Velar peps up JLR sales

Tata Motors owned Jaguar Land Rover Automotive today reported a 38 percent increase in its Q2 FY2017-18 pre-tax profits to £385 million (Rs 3,789 crore). Revenues increased by 11.5 percent to £6.3 billion (Rs 62,010 crore) with an increase in margin (EBIT) of 1 percent to 5.2 percent.

09 Nov 2017 | 3398 Views | By Autocar Pro News Desk

Tata Motors owned Jaguar Land Rover Automotive today reported a 38 percent increase in its Q2 FY2017-18 pre-tax profits to £385 million (Rs 3,789 crore). Revenues increased by 11.5 percent to £6.3 billion (Rs 62,010 crore) with an increase in margin (EBIT) of 1 percent to 5.2 percent.

JLR says that it witnessed higher sales and profits on the back of continuing ramp-up of new models such as the Range Rover Velar, Land Rover Discovery, Jaguar XF Sportbrake, Jaguar F-PACE and, in China, the Jaguar XFL. Its retail sales grew 5.1 percent to 149,690 units, with increases in China (27.4%) and the US (5.1%) offsetting lower sales in the UK and Europe.

Commenting on the growth, Dr Ralf Speth, CEO, Jaguar Land Rover, said: “We have delivered solid growth in quarterly profit and revenues amid rising demand for our award-winning products. Although we are facing headwinds and uncertainty in some markets, Jaguar Land Rover is well positioned to deliver further global expansion.”

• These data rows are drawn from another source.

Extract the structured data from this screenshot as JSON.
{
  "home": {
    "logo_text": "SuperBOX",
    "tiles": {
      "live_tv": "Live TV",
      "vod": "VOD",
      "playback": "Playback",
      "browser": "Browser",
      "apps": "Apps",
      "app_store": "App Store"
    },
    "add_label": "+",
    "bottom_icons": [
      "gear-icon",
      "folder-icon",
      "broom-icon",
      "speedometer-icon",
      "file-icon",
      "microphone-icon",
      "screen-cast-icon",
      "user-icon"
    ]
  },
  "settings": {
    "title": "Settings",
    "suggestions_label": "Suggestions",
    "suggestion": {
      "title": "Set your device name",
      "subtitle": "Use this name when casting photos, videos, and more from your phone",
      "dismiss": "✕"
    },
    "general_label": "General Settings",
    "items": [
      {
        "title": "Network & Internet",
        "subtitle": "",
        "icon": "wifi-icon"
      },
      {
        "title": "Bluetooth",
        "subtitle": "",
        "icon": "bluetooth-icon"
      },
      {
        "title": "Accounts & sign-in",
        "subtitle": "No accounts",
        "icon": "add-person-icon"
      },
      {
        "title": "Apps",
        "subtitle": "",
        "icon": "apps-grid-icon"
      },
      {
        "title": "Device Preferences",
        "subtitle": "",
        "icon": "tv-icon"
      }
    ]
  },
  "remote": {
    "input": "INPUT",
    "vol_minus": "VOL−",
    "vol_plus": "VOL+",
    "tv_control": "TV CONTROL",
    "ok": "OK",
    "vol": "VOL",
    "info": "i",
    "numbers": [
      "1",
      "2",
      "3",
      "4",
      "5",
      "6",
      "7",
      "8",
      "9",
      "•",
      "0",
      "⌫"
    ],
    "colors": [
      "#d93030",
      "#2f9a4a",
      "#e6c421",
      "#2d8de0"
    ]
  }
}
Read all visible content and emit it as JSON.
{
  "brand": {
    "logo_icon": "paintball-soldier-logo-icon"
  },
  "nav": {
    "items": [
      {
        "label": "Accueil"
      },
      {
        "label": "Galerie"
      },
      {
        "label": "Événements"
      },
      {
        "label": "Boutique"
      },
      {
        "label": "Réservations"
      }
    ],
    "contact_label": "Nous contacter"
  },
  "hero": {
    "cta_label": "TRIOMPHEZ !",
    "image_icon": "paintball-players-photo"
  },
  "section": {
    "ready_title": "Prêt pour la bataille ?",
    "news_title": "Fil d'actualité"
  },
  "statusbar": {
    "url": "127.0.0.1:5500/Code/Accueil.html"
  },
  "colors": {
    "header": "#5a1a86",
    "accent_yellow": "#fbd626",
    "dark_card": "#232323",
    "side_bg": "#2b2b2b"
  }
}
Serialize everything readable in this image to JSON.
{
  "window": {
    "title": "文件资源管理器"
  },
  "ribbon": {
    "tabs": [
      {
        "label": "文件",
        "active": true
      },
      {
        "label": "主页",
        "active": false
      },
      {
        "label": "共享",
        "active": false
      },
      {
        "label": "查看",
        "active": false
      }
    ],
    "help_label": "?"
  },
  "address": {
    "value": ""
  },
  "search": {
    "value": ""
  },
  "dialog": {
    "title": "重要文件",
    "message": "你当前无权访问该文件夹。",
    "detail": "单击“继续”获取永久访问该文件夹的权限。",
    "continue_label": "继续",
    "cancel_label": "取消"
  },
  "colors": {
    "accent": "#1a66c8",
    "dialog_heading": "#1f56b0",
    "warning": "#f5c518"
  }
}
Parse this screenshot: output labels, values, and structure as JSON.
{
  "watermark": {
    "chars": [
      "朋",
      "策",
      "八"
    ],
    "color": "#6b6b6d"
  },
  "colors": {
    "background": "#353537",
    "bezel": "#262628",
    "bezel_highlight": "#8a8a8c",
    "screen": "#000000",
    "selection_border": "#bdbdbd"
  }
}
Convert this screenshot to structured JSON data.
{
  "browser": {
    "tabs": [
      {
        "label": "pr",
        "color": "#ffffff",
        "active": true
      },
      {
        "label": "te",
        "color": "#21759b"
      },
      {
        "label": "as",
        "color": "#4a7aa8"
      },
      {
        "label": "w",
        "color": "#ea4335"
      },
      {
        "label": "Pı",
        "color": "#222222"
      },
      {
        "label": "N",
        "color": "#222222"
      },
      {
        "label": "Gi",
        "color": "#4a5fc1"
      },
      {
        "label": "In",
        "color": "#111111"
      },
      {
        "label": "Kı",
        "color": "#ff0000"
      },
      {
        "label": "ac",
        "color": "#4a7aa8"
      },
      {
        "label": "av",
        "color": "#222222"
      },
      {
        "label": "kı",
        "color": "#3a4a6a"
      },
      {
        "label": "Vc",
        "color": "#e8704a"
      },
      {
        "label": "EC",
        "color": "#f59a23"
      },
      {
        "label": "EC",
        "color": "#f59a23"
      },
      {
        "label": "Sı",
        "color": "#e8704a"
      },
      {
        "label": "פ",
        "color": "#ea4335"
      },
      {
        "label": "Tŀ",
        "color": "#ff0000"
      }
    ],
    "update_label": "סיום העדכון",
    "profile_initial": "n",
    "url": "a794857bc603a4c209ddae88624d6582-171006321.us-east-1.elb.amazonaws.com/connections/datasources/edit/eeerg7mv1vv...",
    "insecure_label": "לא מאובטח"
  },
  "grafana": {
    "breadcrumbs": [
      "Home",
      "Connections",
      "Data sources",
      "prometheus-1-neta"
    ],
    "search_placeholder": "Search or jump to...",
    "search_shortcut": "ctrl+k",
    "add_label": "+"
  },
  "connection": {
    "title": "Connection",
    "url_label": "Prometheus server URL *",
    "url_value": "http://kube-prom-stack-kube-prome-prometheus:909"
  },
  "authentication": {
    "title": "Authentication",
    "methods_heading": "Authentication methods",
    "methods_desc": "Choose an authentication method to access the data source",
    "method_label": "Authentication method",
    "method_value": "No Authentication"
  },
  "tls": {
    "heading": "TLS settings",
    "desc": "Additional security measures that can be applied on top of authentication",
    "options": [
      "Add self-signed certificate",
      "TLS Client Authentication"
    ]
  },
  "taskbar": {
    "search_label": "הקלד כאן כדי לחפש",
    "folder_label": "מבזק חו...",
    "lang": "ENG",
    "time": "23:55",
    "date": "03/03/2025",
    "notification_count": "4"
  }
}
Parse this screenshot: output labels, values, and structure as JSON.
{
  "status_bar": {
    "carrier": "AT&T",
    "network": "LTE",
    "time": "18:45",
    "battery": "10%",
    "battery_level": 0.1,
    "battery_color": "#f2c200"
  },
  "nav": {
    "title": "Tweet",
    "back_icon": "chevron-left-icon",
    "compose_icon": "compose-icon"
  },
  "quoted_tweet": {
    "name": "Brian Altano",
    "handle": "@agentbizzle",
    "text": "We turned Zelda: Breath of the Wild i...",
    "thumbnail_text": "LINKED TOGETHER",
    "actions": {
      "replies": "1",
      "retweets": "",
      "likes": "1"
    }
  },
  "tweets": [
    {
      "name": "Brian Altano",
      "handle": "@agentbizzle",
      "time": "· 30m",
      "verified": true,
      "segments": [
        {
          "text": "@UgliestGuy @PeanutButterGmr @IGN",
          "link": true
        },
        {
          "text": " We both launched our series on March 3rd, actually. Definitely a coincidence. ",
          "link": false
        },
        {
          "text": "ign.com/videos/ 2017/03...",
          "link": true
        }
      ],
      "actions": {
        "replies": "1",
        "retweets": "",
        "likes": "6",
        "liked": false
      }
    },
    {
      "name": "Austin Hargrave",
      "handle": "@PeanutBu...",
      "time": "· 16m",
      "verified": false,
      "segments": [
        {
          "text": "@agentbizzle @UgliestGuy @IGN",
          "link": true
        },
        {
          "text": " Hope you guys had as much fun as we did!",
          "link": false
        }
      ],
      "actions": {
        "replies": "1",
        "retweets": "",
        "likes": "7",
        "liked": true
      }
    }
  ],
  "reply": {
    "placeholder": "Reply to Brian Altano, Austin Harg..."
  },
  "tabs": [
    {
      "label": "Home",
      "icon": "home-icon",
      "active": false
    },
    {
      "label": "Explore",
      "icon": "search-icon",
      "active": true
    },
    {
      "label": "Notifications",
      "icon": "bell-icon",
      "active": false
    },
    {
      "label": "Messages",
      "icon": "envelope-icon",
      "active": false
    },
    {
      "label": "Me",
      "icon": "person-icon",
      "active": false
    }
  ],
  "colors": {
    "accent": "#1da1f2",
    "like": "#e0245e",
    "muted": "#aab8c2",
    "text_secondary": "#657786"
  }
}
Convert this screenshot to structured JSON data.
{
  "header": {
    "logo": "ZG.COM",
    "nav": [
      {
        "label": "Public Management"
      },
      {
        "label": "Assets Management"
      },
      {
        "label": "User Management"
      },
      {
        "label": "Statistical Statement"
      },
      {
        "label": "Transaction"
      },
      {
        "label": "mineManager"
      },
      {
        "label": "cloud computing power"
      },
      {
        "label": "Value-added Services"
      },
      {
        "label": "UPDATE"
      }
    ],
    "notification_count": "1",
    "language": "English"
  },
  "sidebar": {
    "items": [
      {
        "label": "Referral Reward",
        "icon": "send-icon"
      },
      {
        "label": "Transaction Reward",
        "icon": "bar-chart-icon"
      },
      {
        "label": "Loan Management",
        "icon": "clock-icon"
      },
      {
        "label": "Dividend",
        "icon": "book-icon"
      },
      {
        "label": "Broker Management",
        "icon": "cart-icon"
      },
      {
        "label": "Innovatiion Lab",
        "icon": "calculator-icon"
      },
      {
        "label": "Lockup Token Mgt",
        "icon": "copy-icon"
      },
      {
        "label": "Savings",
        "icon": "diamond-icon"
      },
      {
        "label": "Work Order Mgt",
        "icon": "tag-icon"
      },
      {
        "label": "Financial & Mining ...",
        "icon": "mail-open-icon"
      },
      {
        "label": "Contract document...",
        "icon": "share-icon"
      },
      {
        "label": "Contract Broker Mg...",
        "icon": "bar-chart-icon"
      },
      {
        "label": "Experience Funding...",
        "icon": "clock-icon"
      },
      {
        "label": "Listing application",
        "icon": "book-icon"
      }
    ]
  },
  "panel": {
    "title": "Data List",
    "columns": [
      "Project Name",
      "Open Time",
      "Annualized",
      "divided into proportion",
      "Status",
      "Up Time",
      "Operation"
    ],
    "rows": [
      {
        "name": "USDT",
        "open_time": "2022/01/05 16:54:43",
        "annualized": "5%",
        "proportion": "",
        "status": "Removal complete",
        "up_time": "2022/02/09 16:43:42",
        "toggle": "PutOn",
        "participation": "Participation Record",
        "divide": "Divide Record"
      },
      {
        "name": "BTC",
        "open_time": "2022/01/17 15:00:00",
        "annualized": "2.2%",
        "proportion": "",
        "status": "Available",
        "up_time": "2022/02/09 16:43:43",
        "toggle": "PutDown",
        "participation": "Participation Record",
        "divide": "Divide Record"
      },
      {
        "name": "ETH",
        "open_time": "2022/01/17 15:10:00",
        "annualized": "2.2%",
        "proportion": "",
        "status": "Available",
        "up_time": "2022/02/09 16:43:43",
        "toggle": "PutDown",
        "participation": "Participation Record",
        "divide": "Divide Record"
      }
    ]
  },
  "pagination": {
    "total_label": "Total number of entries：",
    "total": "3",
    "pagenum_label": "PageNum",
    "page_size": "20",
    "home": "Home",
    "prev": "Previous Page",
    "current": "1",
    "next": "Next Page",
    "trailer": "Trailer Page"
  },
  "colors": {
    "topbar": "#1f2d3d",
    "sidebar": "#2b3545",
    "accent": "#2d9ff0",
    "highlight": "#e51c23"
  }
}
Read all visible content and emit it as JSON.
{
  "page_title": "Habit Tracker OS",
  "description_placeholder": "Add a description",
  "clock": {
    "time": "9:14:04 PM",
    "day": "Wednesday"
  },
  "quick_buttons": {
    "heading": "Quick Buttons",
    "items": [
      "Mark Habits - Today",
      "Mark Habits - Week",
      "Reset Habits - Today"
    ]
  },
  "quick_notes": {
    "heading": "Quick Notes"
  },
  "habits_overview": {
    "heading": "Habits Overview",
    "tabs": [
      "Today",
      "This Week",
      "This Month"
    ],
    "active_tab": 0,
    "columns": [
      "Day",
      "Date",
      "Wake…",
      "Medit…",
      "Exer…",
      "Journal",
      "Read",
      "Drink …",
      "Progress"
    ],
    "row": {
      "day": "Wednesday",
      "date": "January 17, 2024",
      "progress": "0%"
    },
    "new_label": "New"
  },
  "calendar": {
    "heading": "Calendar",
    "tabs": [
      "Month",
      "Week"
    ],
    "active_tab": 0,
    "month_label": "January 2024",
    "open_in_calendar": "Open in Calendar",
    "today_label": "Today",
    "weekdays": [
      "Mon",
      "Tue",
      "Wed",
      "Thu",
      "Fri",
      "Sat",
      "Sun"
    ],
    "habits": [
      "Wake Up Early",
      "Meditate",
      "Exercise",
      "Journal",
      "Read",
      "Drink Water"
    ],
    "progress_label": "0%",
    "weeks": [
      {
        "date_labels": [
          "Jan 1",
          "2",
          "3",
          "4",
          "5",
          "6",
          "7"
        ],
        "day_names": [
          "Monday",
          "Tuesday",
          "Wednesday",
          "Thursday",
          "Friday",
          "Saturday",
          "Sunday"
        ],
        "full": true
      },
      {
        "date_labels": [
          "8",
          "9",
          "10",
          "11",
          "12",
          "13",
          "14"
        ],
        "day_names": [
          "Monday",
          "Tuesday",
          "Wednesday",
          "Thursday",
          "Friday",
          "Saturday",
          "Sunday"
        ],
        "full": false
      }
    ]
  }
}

As part of the company’s ongoing product offensive, manufacturing expansion and new technology programme, Jaguar Land Rover’s investment spending was more than £1 billion (Rs 9,843 crore) in Q2 FY2017-18. And total investment spending for the full year is expected to exceed £4 billion (Rs 39,372 crore) for extending its model range and manufacturing footprint, including the investment in a new plant in Slovakia and new models such as the Range Rover Velar, latest Land Rover Discovery and Jaguar XF Sportbrake. Its upcoming models include Jaguar’s new compact performance SUV the E-PACE, refreshed Range Rover and Range Rover Sport (including plug-in hybrid models),and the Jaguar I-PACE electric performance SUV.

Dr Speth concluded: “Our product portfolio continues to excite and surprise. The all-new Land Rover Discovery is now on sale everywhere and exciting new and existing customers, while the new Velar, the fourth Range Rover, is now enticing a new audience and helping to drive sales growth.

He further stated, that “Looking ahead to the rest of the year, we will continue to focus on our strategic objective of achieving profitable, sustainable growth and will continue to adapt and innovate in the current challenging market conditions.”